Monday, April 7, 2008

The Way Music Used To Be

As usual by Bob Lefsetz. Subscribe to his newsletter below.

Ed

Used to be, no one could make as much money as a rock star.

Baseball players were hobbled by the reserve clause. Basketball hadn't known Larry or Magic, Dr. J was not ubiquitous. As for football...the players were expendable, and coaches didn't make the money, but owners. Hedge funds had not been invented yet. Or, if they had, they were not the domain of thirtysomething whiz kids, but old farts no one wanted to hang around with, who worked at brokerage houses. As for the CEO... He might end up with a cool million come tax time, but he could never get rich. To be wealthy you had to be an entrepreneur, or a rock star.

The rock star was usually uneducated. He did not listen to his parents and prepare for the future. He smoked cigarettes and skipped school. Stealing what he needed to pursue his passion, music. If he was talented, and lucky, he got a deal with a label, and after slaving in the studio for mere hours, the end product was brought to the radio station, where in a matter of weeks, if not days, the musician could become world famous, a star.

This path appealed to not only downtrodden Englishmen, but Americans too. The fact that you could pick up a guitar and suddenly become king caused musical instrument sales to skyrocket. Everybody wanted a chance at this lottery, akin to the California gold rush.

And the public paid attention. Not only was the music vital, the personalities were outsized. These were the real James Deans. Doing whatever they pleased. Not worried about convention. Drinkin' and druggin' and ***in'... Everybody wanted to play.

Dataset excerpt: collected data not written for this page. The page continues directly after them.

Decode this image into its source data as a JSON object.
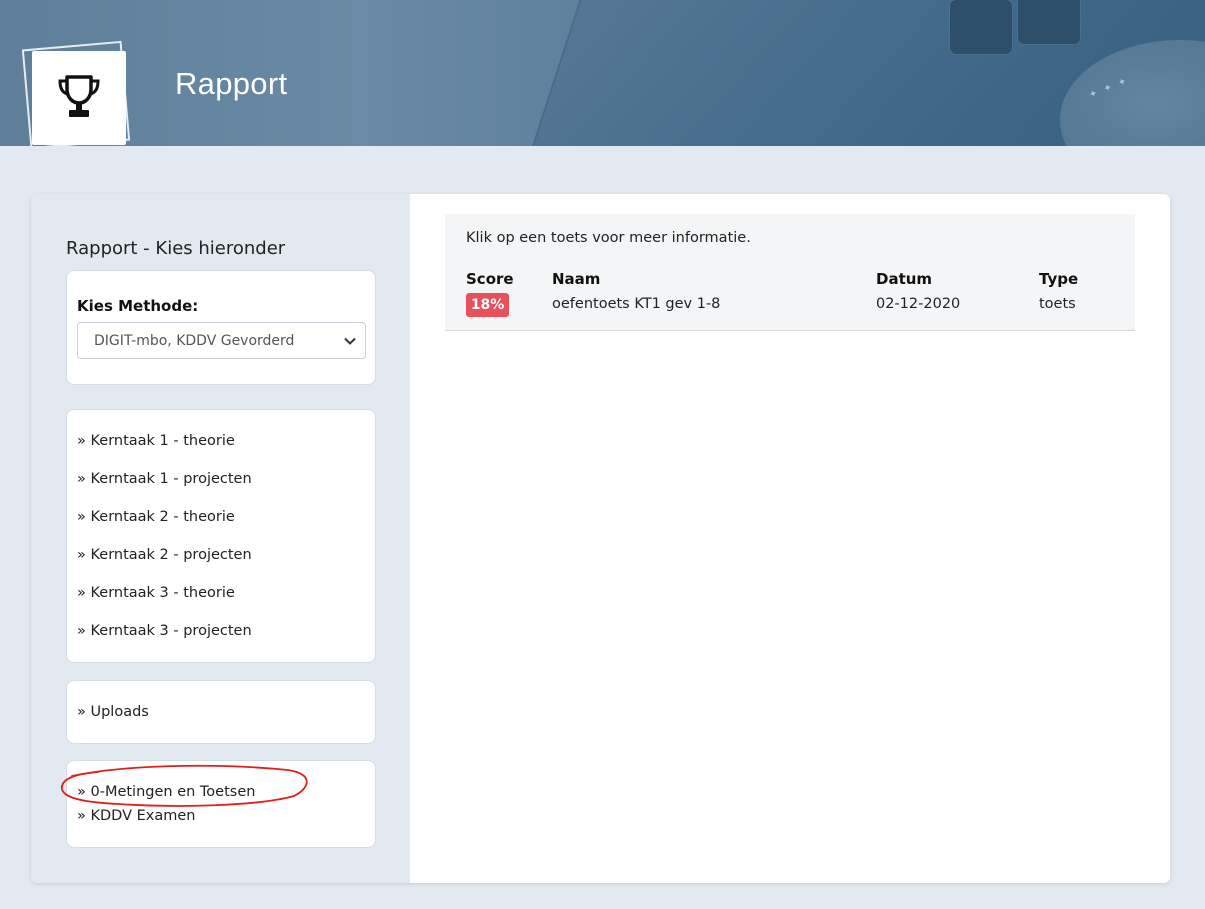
{
  "header": {
    "title": "Rapport",
    "logo_icon": "trophy-icon"
  },
  "sidebar": {
    "heading": "Rapport - Kies hieronder",
    "methode": {
      "label": "Kies Methode:",
      "selected": "DIGIT-mbo, KDDV Gevorderd"
    },
    "kerntaken": [
      "» Kerntaak 1 - theorie",
      "» Kerntaak 1 - projecten",
      "» Kerntaak 2 - theorie",
      "» Kerntaak 2 - projecten",
      "» Kerntaak 3 - theorie",
      "» Kerntaak 3 - projecten"
    ],
    "uploads": "» Uploads",
    "toetsen": [
      "» 0-Metingen en Toetsen",
      "» KDDV Examen"
    ]
  },
  "results": {
    "info": "Klik op een toets voor meer informatie.",
    "columns": [
      "Score",
      "Naam",
      "Datum",
      "Type"
    ],
    "rows": [
      {
        "score": "18%",
        "naam": "oefentoets KT1 gev 1-8",
        "datum": "02-12-2020",
        "type": "toets"
      }
    ]
  },
  "colors": {
    "score_badge": "#e8505b",
    "annotation": "#e0201a",
    "background": "#e3e9f0"
  }
}
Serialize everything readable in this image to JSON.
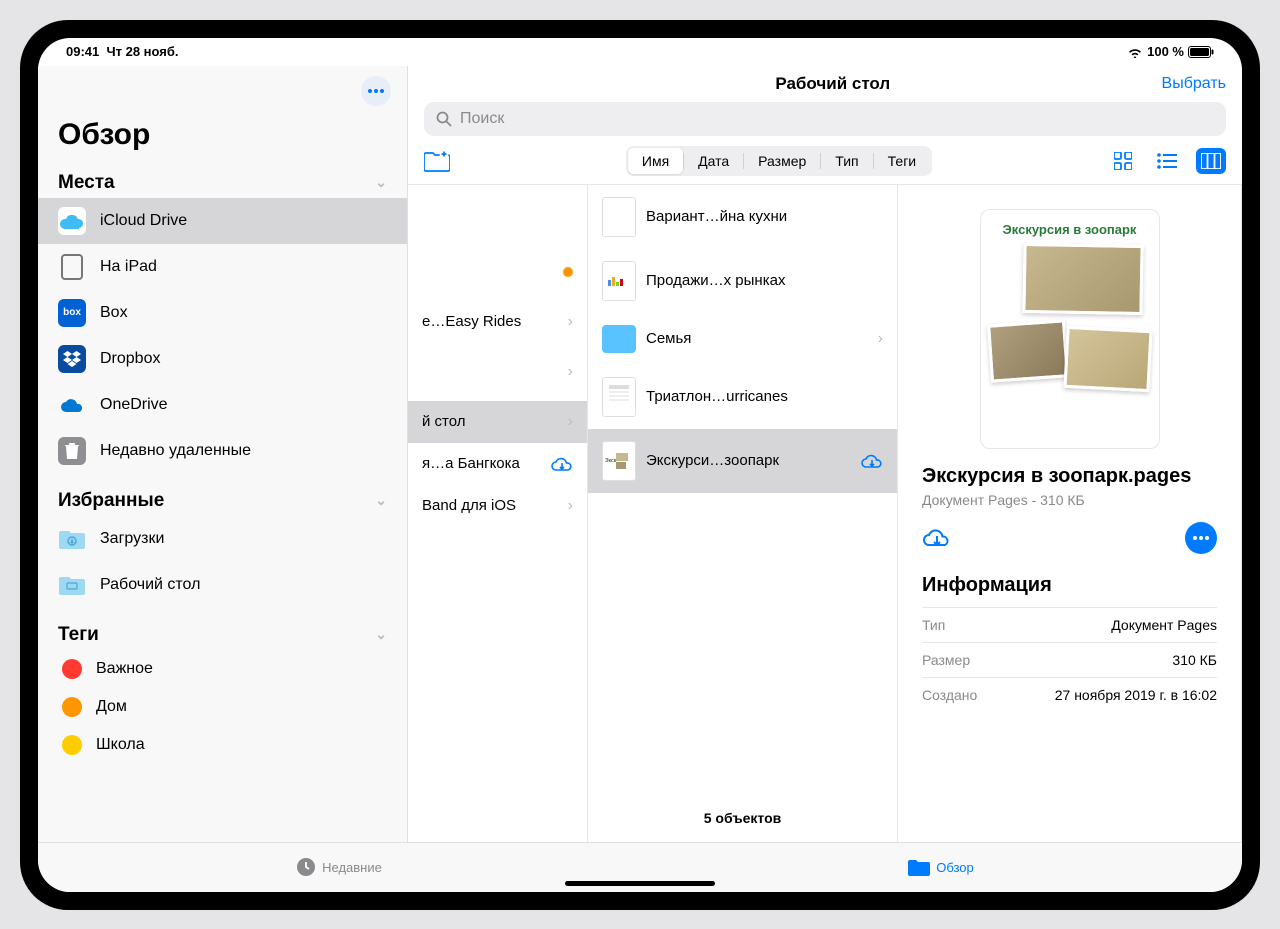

Your father might not know who Led Zeppelin was, but the band could sell out arenas from coast to coast, taking home millions for its efforts. The pull was so strong that tours added stadium dates. 55,000 people would show up to partake of the seamy goodness that was rock and roll, with the ragtag bunch of society's losers as cheerleaders. Yes, the losers had become winners... Who wouldn't smile at that?

With the profits came the conglomerates. Elektra and Atlantic joined the corporate fold. A formula, known as corporate rock, was defined and acts sold millions until the whole scene imploded but was then rescued by MTV, which generated sales heretofore unknown.

But the culture was the station, not the act. The product was the single, not the album. The value was what was on the screen as much as what entered your ears. Despite the gargantuan sales, aided by the introduction of CDs, the kernel, the core, the essence of the music was lost. It was like the rope tying the boat to the dock had slipped free, but we couldn't yet see the impending disaster, it took years to find out we were adrift.

Which we are.

You might rail against the profiteers in the financial community, but they're keeping the money, they're not giving it back. And a small cadre of executives, who sit on each other's boards, have run up executive compensation to a height no mere musician can reach. And sports stars might have brief careers, but they rival the length of most musicians' salad days, if they don't exceed them. Suddenly, it's all topsy-turvy, musicians have gone from the top of the heap to the bottom. Players are court jesters once again. Tools of the man. Fighting for evanescent scraps.

This would be fine if the oldsters didn't still exist. If their classic records were not still encased in wax, in 0's and 1's, fully playable. It's easy to see how it once was, to realize what has been lost. Those still raking in the bucks, at this point, only the corporate infrastructure, the label heads and the agents, say that nothing has changed, that today's music is just as vital, that the scene is healthy. But music is a reflection of society. And ours is one of instant fame, of money-grubbing. Nothing lasts, we don't take anything too seriously. We want to pull our stars down into the hole we're in.

But maybe the pinball machine is on tilt. Maybe someone has hit the reset button. Maybe all those exotic financial products have fallen by the wayside. It's even cheaper to record than it was in the heyday, and distribution might be a vast maze, but the tools are in the hands of the musicians. Maybe, the heyday can return.

If it's about the music. And the drugs. And the women. If we can revere our stars as rebels, not tools of the man. If the music is not made for the radio, but for the audience. If the easy way is the road less taken.

I'd say that Keith Richards posing for a Louis Vuitton ad is the end of the world as we know it, but it just shows that the money has superseded the music. That Keith's given up.

They can foist a movie upon us. The Stones can play the Super Bowl, badly. But we know we've been abandoned, that the contract has been broken. We need to believe, and we can't believe in someone in bed with our enemy, big business which has oppressed us, saying we need their products to play, to compete, when nothing could be further from the truth.

There's an underclass in America. Fighting for recognition, fighting to get ahead. Its playground is no longer Top Forty radio, not even underground FM, but the Internet. I'd like to tell you I can foresee the future, but alas, all I can see is the possibilities.

They say everybody sells out today. That you can't make it without the man. I say no one is offering the customer an endorsement deal. That your only hope of success is to get in bed with your customer. This requires honesty, and excitement. It requires you to be a role model. Maybe of debauchery, but someone your audience can look up to nonetheless.